The ascetic moralism of religion regarding sex tends to sever it from the sphere of emotions. Sexuality, being repressed, the need for it does not go away, but suffers a degradation and acquires, when it surfaces, an urgency and paroxysm. Much of the modern liberalism in sexuality is precisely such an urgency and paroxysm that does not recognize its origin, is a prolongation of the rift at the heart of the human soul between sexuality and emotion. A man still fighting a ghost who is no longer here.
The morality of religions that stigmatizes certain acts (or ideas of acts) as sin, obstructs the ability of reason to comprehend the dynamics (emotional, social, biologic, etc.) that are affecting the acts and thus hinders any possibility for true understanding and change.
The focus of our current modes of education is creating surfs for the economic machine, and not real and whole human beings, ready for a life brimming with loss and hope, anxiety and longing. Education in its current form leaves us underdeveloped precisely in those areas we need most, areas that would enable our full maturity and our growing into our full potential.
Freedom is not a letting go; it is a feeling of fullness that is only possible for those who subjugate themselves to a strict discipline and a regimen for the soul. Freedom is a feeling of greatness arising from channeling one’s energy into one or two things at the expense of many others. It is saying No to many things that one may wholeheartedly say Yes to the one or two things that one desires to rise through. Otherwise one stays mediocre as much of modernity is.
I despise philosophies that are fundamentally a “reeling against” something, from atheism, to feminism, to all sorts of leftists ideologies, to ideologies born and bred on the hate of the colonialist and conqueror (not putting that hate in itself in question). These, when the time comes, are the first to betray their cause and become oppressors in their own terms.
The most deeply damaging thing one might come out with after reading authors such as Georges Bataille and the Marquis de Sade, is the idea that sexual impulses cannot be controlled, and that we are fated to live in a universe where we either suppress them and become ascetic and puritan morally or where we give them their sway and playful ground thus becoming libertines, and modern. The idea of “control,” which is different from suppression, does not enter the minds of both authors, and why? — because they themselves are the offshoot and a reaction to the morality of suppression, because the ascetic and the liberal are ultimately two sides of the same coin, mirroring each other. Sexuality suppressed kinks the heart, which is why the sexual forms prevalent in the imaginations of both men as seen through their writings is so tainted with darkness; it detaches itself from one’s emotional centers and becomes something cold and almost mechanical. Sexuality cannot be suppressed, but its discharge can be controlled, its form and quality can be given a different shape, and can be branched in one’s heart becoming an expression of one’s emotions and sensuality. Only control can pave the way to a sexuality of ecstasy, of which the former types haven’t got the slightest hint.

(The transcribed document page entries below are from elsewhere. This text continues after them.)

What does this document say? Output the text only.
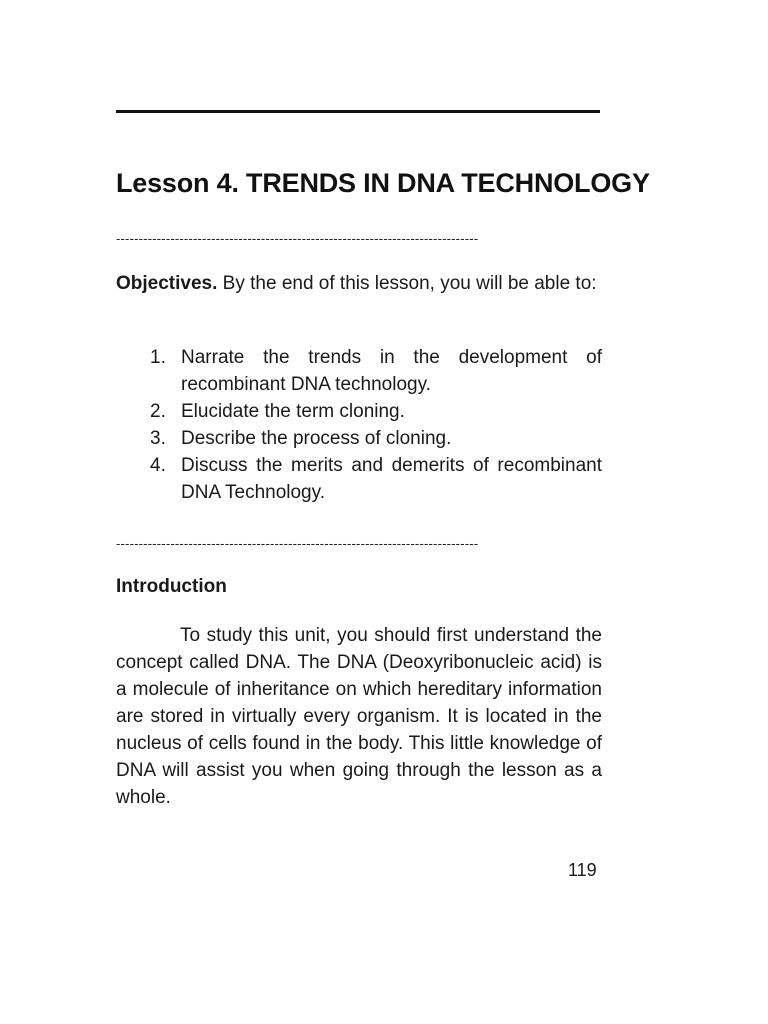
Lesson 4. TRENDS IN DNA TECHNOLOGY
--------------------------------------------------------------------------------
Objectives. By the end of this lesson, you will be able to:
1. Narrate the trends in the development of recombinant DNA technology.
2. Elucidate the term cloning.
3. Describe the process of cloning.
4. Discuss the merits and demerits of recombinant DNA Technology.
--------------------------------------------------------------------------------
Introduction

To study this unit, you should first understand the concept called DNA. The DNA (Deoxyribonucleic acid) is a molecule of inheritance on which hereditary information are stored in virtually every organism. It is located in the nucleus of cells found in the body. This little knowledge of DNA will assist you when going through the lesson as a whole.

119
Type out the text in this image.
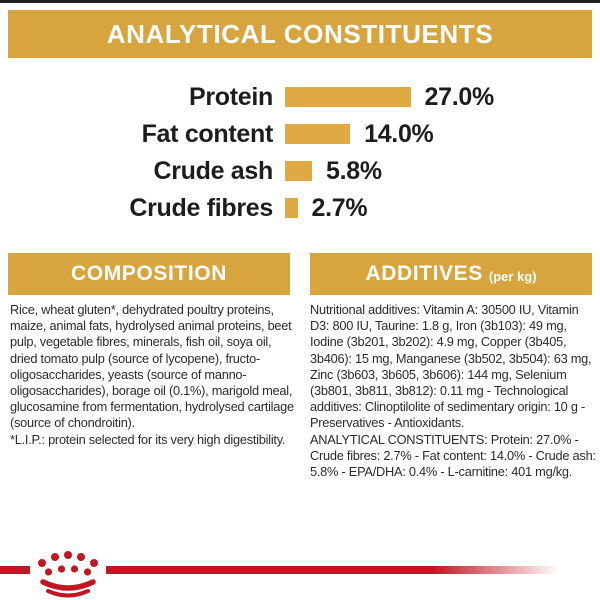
ANALYTICAL CONSTITUENTS
Protein	27.0%
Fat content	14.0%
Crude ash	5.8%
Crude fibres	2.7%
COMPOSITION	ADDITIVES (per kg)

Rice, wheat gluten*, dehydrated poultry proteins, maize, animal fats, hydrolysed animal proteins, beet pulp, vegetable fibres, minerals, fish oil, soya oil, dried tomato pulp (source of lycopene), fructo-oligosaccharides, yeasts (source of manno-oligosaccharides), borage oil (0.1%), marigold meal, glucosamine from fermentation, hydrolysed cartilage (source of chondroitin).

*L.I.P.: protein selected for its very high digestibility.

Nutritional additives: Vitamin A: 30500 IU, Vitamin D3: 800 IU, Taurine: 1.8 g, Iron (3b103): 49 mg, Iodine (3b201, 3b202): 4.9 mg, Copper (3b405, 3b406): 15 mg, Manganese (3b502, 3b504): 63 mg, Zinc (3b603, 3b605, 3b606): 144 mg, Selenium (3b801, 3b811, 3b812): 0.11 mg - Technological additives: Clinoptilolite of sedimentary origin: 10 g - Preservatives - Antioxidants.

ANALYTICAL CONSTITUENTS: Protein: 27.0% - Crude fibres: 2.7% - Fat content: 14.0% - Crude ash: 5.8% - EPA/DHA: 0.4% - L-carnitine: 401 mg/kg.
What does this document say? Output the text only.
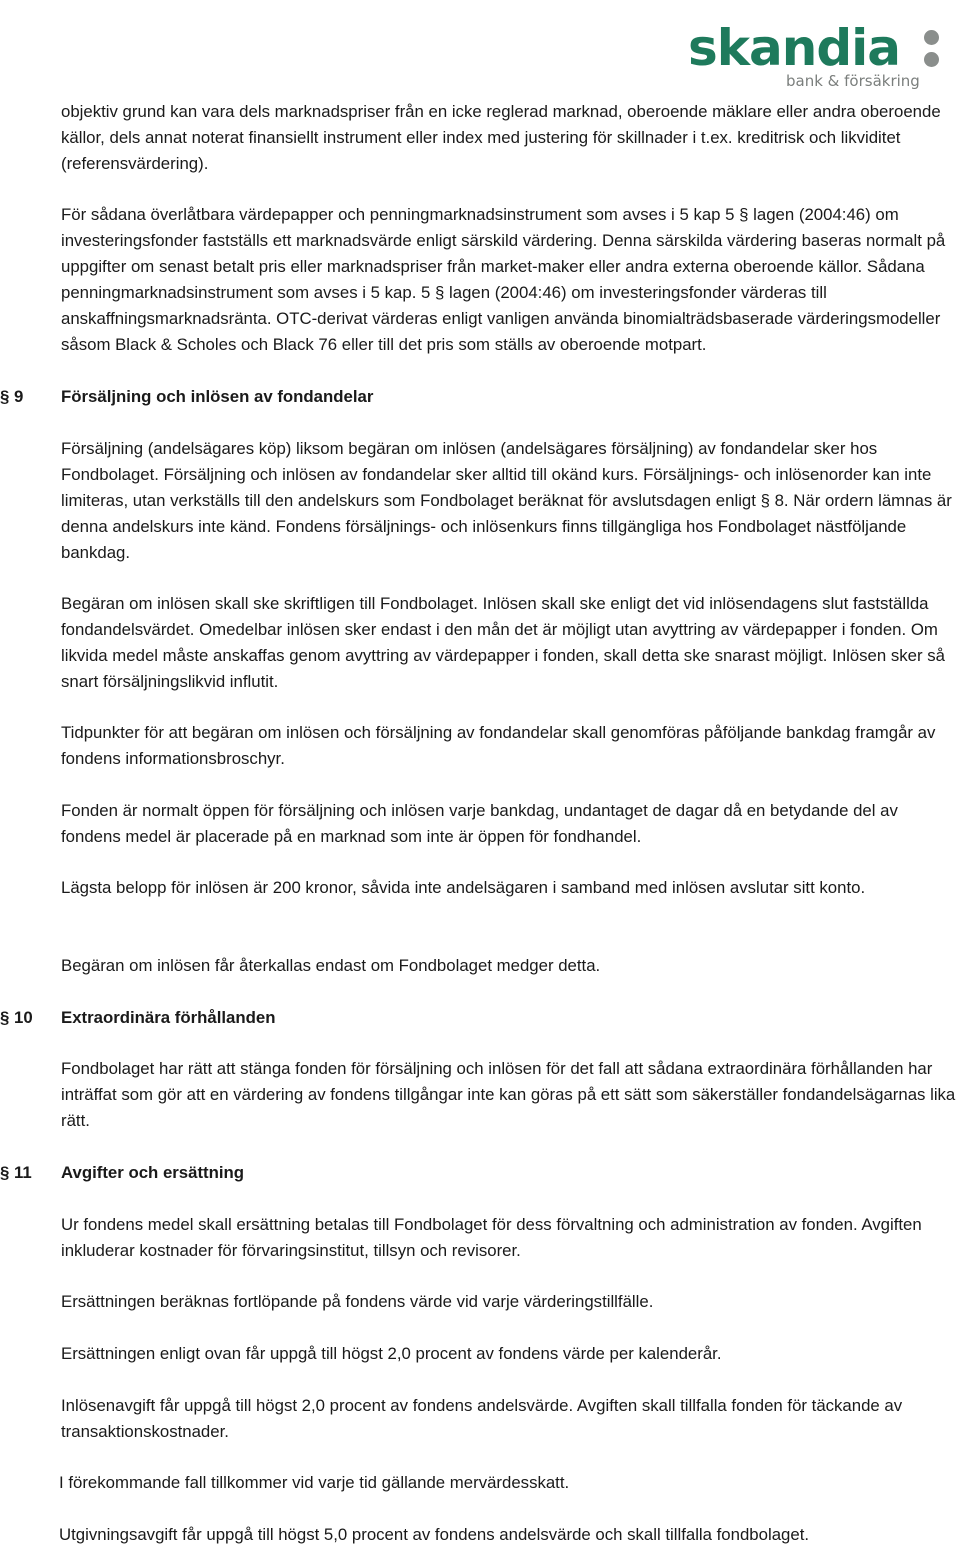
skandia
bank & försäkring

objektiv grund kan vara dels marknadspriser från en icke reglerad marknad, oberoende mäklare eller andra oberoende källor, dels annat noterat finansiellt instrument eller index med justering för skillnader i t.ex. kreditrisk och likviditet (referensvärdering).

För sådana överlåtbara värdepapper och penningmarknadsinstrument som avses i 5 kap 5 § lagen (2004:46) om investeringsfonder fastställs ett marknadsvärde enligt särskild värdering. Denna särskilda värdering baseras normalt på uppgifter om senast betalt pris eller marknadspriser från market-maker eller andra externa oberoende källor. Sådana penningmarknadsinstrument som avses i 5 kap. 5 § lagen (2004:46) om investeringsfonder värderas till anskaffningsmarknadsränta. OTC-derivat värderas enligt vanligen använda binomialträdsbaserade värderingsmodeller såsom Black & Scholes och Black 76 eller till det pris som ställs av oberoende motpart.

§ 9	Försäljning och inlösen av fondandelar

Försäljning (andelsägares köp) liksom begäran om inlösen (andelsägares försäljning) av fondandelar sker hos Fondbolaget. Försäljning och inlösen av fondandelar sker alltid till okänd kurs. Försäljnings- och inlösenorder kan inte limiteras, utan verkställs till den andelskurs som Fondbolaget beräknat för avslutsdagen enligt § 8. När ordern lämnas är denna andelskurs inte känd. Fondens försäljnings- och inlösenkurs finns tillgängliga hos Fondbolaget nästföljande bankdag.

Begäran om inlösen skall ske skriftligen till Fondbolaget. Inlösen skall ske enligt det vid inlösendagens slut fastställda fondandelsvärdet. Omedelbar inlösen sker endast i den mån det är möjligt utan avyttring av värdepapper i fonden. Om likvida medel måste anskaffas genom avyttring av värdepapper i fonden, skall detta ske snarast möjligt. Inlösen sker så snart försäljningslikvid influtit.

Tidpunkter för att begäran om inlösen och försäljning av fondandelar skall genomföras påföljande bankdag framgår av fondens informationsbroschyr.

Fonden är normalt öppen för försäljning och inlösen varje bankdag, undantaget de dagar då en betydande del av fondens medel är placerade på en marknad som inte är öppen för fondhandel.

Lägsta belopp för inlösen är 200 kronor, såvida inte andelsägaren i samband med inlösen avslutar sitt konto.

Begäran om inlösen får återkallas endast om Fondbolaget medger detta.

§ 10	Extraordinära förhållanden

Fondbolaget har rätt att stänga fonden för försäljning och inlösen för det fall att sådana extraordinära förhållanden har inträffat som gör att en värdering av fondens tillgångar inte kan göras på ett sätt som säkerställer fondandelsägarnas lika rätt.

§ 11	Avgifter och ersättning

Ur fondens medel skall ersättning betalas till Fondbolaget för dess förvaltning och administration av fonden. Avgiften inkluderar kostnader för förvaringsinstitut, tillsyn och revisorer.

Ersättningen beräknas fortlöpande på fondens värde vid varje värderingstillfälle.

Ersättningen enligt ovan får uppgå till högst 2,0 procent av fondens värde per kalenderår.

Inlösenavgift får uppgå till högst 2,0 procent av fondens andelsvärde. Avgiften skall tillfalla fonden för täckande av transaktionskostnader.

I förekommande fall tillkommer vid varje tid gällande mervärdesskatt.

Utgivningsavgift får uppgå till högst 5,0 procent av fondens andelsvärde och skall tillfalla fondbolaget.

Though it often hides itself behind a veil of humanism, it is the mark of a tortured soul, this need to identify with every suffering and struggling cause. Through this identification it prolongs its own torture, finding new means to discharge its weariness; and where new causes cannot be found new causes must be invented, lashes of evil imagined here and there, imagined villains that must be vanquished. The suffering soul only betrays itself with the vehemency with which it wishes to expunge all suffering.